Hey Tekstil işçisinin kararlılığı 1 Mayıs meydanına da taşındı. “Direne direne kazanacağız!” sloganıyla Şişli kolundan Taksim’e giren Hey Tekstil işçisi, Mecidiyeköy’de DİP’in kurmuş olduğu kürsüden de selamlandı ve hep birlikte coşkulu biçimde direniş sloganları haykırıldı. Hey Tekstil işçisi direnişteki diğer işçilerle birlikte 1 Mayıs kürsüsünde de yer aldılar. Yüz binlerce işçi ve emekçiye direnişin gücünü ve kararlılığını taşıdılar. Bir gerçek var ki direnişçi işçilerin tek bir kelimesi bile sendika başkanlarının uzun konuşmalarından daha yoğun bir içerik ve mesaj taşıyor, alanın coşkusuna coşku katıyordu.

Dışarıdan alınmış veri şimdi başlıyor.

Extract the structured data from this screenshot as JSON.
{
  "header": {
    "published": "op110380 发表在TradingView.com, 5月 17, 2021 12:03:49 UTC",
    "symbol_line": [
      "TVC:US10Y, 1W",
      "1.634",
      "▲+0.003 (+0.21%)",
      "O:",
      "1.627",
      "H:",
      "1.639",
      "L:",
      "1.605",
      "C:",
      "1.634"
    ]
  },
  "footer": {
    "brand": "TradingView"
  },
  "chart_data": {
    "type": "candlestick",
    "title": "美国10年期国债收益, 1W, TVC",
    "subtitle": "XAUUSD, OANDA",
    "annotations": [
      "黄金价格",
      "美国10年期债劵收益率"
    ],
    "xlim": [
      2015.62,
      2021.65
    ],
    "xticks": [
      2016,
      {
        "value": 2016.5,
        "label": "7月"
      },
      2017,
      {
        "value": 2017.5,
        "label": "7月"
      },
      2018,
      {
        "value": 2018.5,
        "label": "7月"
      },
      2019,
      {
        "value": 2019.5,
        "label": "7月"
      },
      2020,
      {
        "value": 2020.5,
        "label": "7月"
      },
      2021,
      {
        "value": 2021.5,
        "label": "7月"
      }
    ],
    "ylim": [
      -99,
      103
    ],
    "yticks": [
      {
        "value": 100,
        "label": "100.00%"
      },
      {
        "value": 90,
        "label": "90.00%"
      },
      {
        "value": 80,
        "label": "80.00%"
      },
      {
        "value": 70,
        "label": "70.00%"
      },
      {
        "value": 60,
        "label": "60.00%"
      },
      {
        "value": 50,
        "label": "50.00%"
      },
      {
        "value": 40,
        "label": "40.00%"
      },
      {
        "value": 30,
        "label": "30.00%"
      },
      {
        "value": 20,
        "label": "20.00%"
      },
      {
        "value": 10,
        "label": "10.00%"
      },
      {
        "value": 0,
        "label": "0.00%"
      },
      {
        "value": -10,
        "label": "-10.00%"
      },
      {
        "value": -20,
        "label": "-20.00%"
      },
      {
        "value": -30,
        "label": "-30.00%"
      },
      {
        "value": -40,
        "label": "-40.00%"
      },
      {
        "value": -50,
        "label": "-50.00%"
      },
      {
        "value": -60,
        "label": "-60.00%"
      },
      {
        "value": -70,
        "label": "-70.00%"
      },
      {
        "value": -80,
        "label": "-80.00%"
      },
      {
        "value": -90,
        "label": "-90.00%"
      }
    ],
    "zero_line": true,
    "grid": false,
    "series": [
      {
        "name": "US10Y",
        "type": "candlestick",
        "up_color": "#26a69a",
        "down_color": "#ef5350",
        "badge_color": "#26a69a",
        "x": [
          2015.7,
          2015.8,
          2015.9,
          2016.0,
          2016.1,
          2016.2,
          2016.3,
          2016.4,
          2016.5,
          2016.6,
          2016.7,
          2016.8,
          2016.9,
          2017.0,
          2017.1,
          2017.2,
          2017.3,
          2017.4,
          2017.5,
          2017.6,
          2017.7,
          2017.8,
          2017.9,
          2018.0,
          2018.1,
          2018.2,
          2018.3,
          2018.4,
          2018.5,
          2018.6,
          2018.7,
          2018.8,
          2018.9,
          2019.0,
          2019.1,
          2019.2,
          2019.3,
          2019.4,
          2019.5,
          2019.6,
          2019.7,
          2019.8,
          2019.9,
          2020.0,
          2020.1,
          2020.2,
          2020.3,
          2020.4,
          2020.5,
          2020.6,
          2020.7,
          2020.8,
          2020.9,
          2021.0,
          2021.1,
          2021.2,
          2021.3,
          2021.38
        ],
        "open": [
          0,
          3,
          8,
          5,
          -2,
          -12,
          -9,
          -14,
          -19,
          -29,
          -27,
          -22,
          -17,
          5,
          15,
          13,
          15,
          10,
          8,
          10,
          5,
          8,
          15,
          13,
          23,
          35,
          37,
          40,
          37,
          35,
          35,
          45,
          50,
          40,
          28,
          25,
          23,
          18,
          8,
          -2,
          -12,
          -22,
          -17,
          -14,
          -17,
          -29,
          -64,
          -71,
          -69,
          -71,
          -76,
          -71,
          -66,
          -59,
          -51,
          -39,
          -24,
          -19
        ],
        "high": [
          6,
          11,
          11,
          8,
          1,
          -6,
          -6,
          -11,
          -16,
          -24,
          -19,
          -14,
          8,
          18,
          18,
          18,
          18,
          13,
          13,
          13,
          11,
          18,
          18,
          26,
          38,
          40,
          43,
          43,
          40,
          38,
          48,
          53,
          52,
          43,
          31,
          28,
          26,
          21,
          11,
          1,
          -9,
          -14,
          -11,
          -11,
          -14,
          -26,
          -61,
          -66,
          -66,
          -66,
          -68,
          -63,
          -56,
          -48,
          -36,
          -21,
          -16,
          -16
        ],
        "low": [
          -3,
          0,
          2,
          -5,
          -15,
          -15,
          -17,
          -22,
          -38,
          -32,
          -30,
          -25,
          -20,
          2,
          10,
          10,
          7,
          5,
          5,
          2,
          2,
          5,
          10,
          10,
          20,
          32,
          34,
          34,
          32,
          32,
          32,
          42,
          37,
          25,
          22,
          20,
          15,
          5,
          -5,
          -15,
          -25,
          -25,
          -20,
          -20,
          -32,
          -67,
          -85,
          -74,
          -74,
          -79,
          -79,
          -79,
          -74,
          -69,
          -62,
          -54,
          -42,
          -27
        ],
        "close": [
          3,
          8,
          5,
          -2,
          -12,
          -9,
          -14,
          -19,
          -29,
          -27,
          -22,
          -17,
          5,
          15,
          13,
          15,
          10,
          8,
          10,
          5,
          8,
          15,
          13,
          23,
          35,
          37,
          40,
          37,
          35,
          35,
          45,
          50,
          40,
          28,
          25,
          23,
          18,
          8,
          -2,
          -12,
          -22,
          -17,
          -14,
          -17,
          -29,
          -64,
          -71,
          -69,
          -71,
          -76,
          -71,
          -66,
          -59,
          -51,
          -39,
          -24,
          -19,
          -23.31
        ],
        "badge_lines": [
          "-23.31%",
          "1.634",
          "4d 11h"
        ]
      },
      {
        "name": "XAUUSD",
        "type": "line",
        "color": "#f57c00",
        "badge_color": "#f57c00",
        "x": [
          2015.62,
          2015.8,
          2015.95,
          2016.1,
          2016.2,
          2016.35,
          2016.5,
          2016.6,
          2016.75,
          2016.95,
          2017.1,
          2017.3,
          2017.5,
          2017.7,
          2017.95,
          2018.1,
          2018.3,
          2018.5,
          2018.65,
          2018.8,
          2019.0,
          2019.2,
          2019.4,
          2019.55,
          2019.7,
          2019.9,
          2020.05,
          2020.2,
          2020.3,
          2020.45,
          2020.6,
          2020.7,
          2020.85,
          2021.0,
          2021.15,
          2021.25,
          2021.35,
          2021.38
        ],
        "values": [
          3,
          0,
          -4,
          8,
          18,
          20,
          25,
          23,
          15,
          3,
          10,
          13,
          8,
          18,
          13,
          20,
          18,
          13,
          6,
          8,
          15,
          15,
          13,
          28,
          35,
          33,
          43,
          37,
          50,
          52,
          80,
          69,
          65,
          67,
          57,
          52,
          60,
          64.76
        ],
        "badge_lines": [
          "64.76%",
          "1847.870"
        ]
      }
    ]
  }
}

1 Mayıs bayramını kutlayan Hey Tekstil işçileri, bayramdan sonra direniş mesailerine kaldıkları yerden devam ettiler. 1 Mayıs’tan önce İstanbul bağımsız milletvekili A. Levent Tüzel’in mecliste verdiği soru önergesine Çalışma Bakanı Faruk Çelik’ten yanıt gelmiş ve Hey Tekstil gerçeği tüm kamuoyunun gözleri önüne bir kez daha serilmişti. Faruk Çelik, Hey Tekstil patronunun daha önce yapılan denetimlerde de mesai ücretlerinin ve maaşlarının tam ve zamanında ödenmemesi dolayısıyla ve son olarak da toplu işten çıkarma kurallarına uyulmadığı gerekçesiyle para cezası aldığını açıkladı.

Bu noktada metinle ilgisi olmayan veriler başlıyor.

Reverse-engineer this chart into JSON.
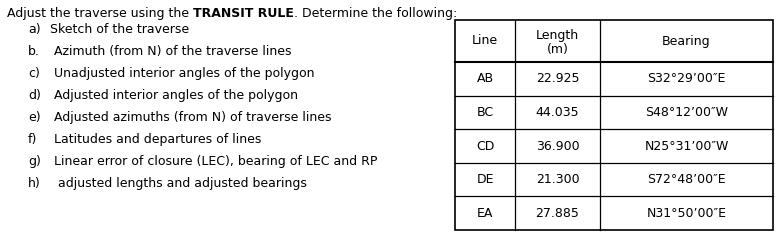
{
  "title_normal1": "Adjust the traverse using the ",
  "title_bold": "TRANSIT RULE",
  "title_normal2": ". Determine the following:",
  "items": [
    {
      "label": "a)",
      "text": "Sketch of the traverse"
    },
    {
      "label": "b.",
      "text": " Azimuth (from N) of the traverse lines"
    },
    {
      "label": "c)",
      "text": " Unadjusted interior angles of the polygon"
    },
    {
      "label": "d)",
      "text": " Adjusted interior angles of the polygon"
    },
    {
      "label": "e)",
      "text": " Adjusted azimuths (from N) of traverse lines"
    },
    {
      "label": "f)",
      "text": " Latitudes and departures of lines"
    },
    {
      "label": "g)",
      "text": " Linear error of closure (LEC), bearing of LEC and RP"
    },
    {
      "label": "h)",
      "text": "  adjusted lengths and adjusted bearings"
    }
  ],
  "table_headers": [
    "Line",
    "Length\n(m)",
    "Bearing"
  ],
  "table_rows": [
    [
      "AB",
      "22.925",
      "S32°29’00″E"
    ],
    [
      "BC",
      "44.035",
      "S48°12’00″W"
    ],
    [
      "CD",
      "36.900",
      "N25°31’00″W"
    ],
    [
      "DE",
      "21.300",
      "S72°48’00″E"
    ],
    [
      "EA",
      "27.885",
      "N31°50’00″E"
    ]
  ],
  "bg_color": "#ffffff",
  "text_color": "#000000",
  "font_size": 9.0
}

Ancak bu cezalar işçileri tatmin etmekten çok uzak. Zira işçilerin alın terinin karşılığı olan milyonlarca lira ortadayken, 80 binlik para cezasının işçiler için bir anlamı yok. Haklarını almak isteyen Hey Tekstil işçisi haklı olarak Çalışma ve Sosyal Güvenlik Bakanlığını patronları kollayan tavrı dolayısıyla sorumlu tutuyor. Bunu 4 Mayıs günü İstanbul Çalışma Bölge Müdürlüğü önünde yaptıkları eylemde Çalışma Bakanı’nı istifaya çağırarak bir kez daha ortaya koydular.

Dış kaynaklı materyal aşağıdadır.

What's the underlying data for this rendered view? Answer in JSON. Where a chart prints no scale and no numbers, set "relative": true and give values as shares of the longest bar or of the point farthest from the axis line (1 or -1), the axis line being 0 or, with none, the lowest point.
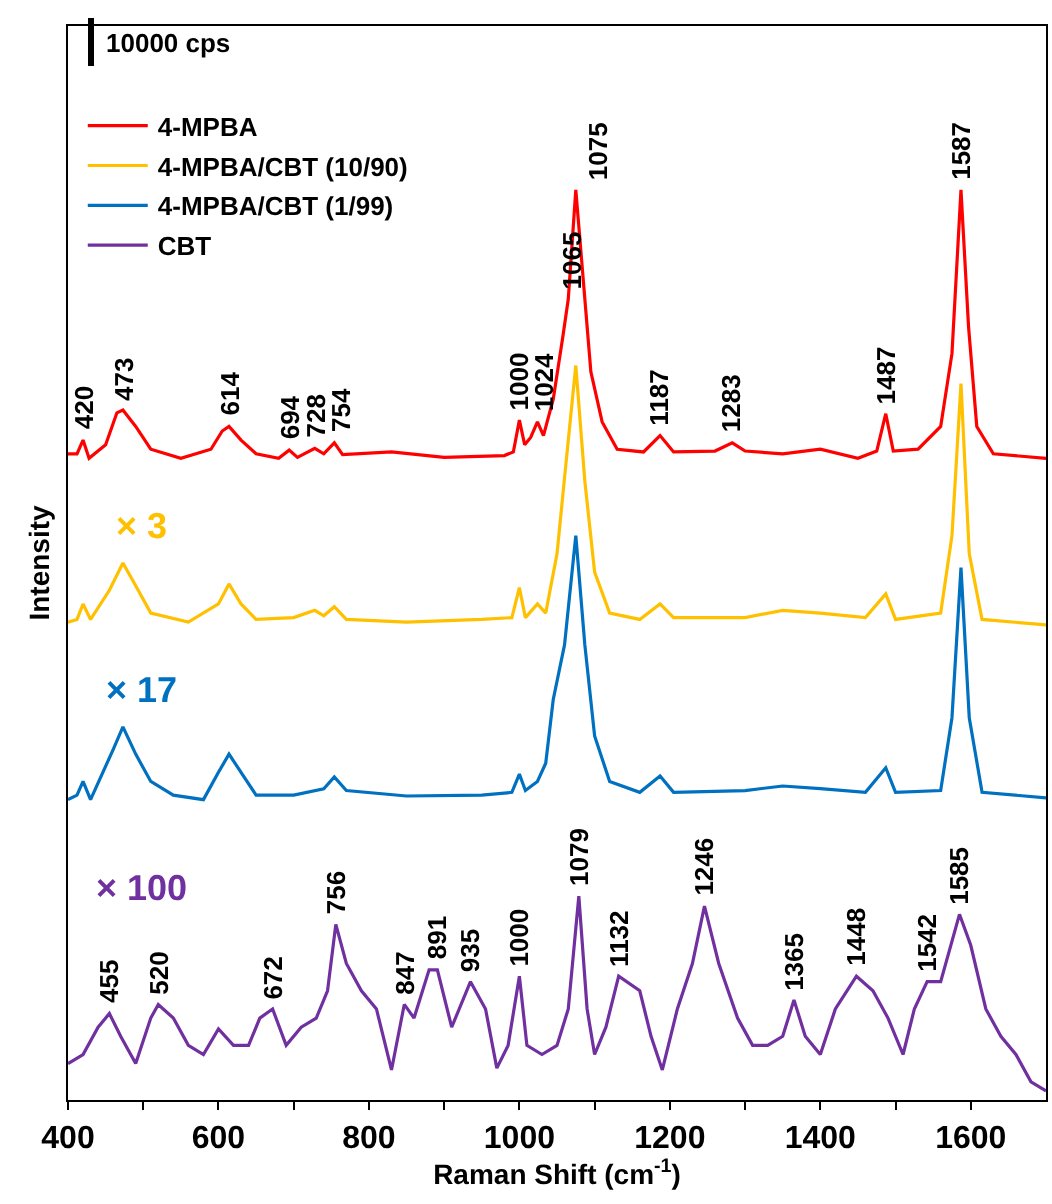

Gazetemizin yayına hazırlandığı sırada gelişen bir hayali ihracat operasyonunda Hey Tekstil’in bağlı olduğu Hey Group yönetim kurulu başkan Süreyya Bektaş gözaltına alındı. Soruşturmanın sonucu merakla bekleniyor. Ancak bu olay bile, devletin ancak kendisi zarara uğradığında patronların üzerine gittiğini, işçilerin emekleri çalındığında ise kulağının üstüne yatıp işi geçiştirdiğini bir kez daha gösteriyor.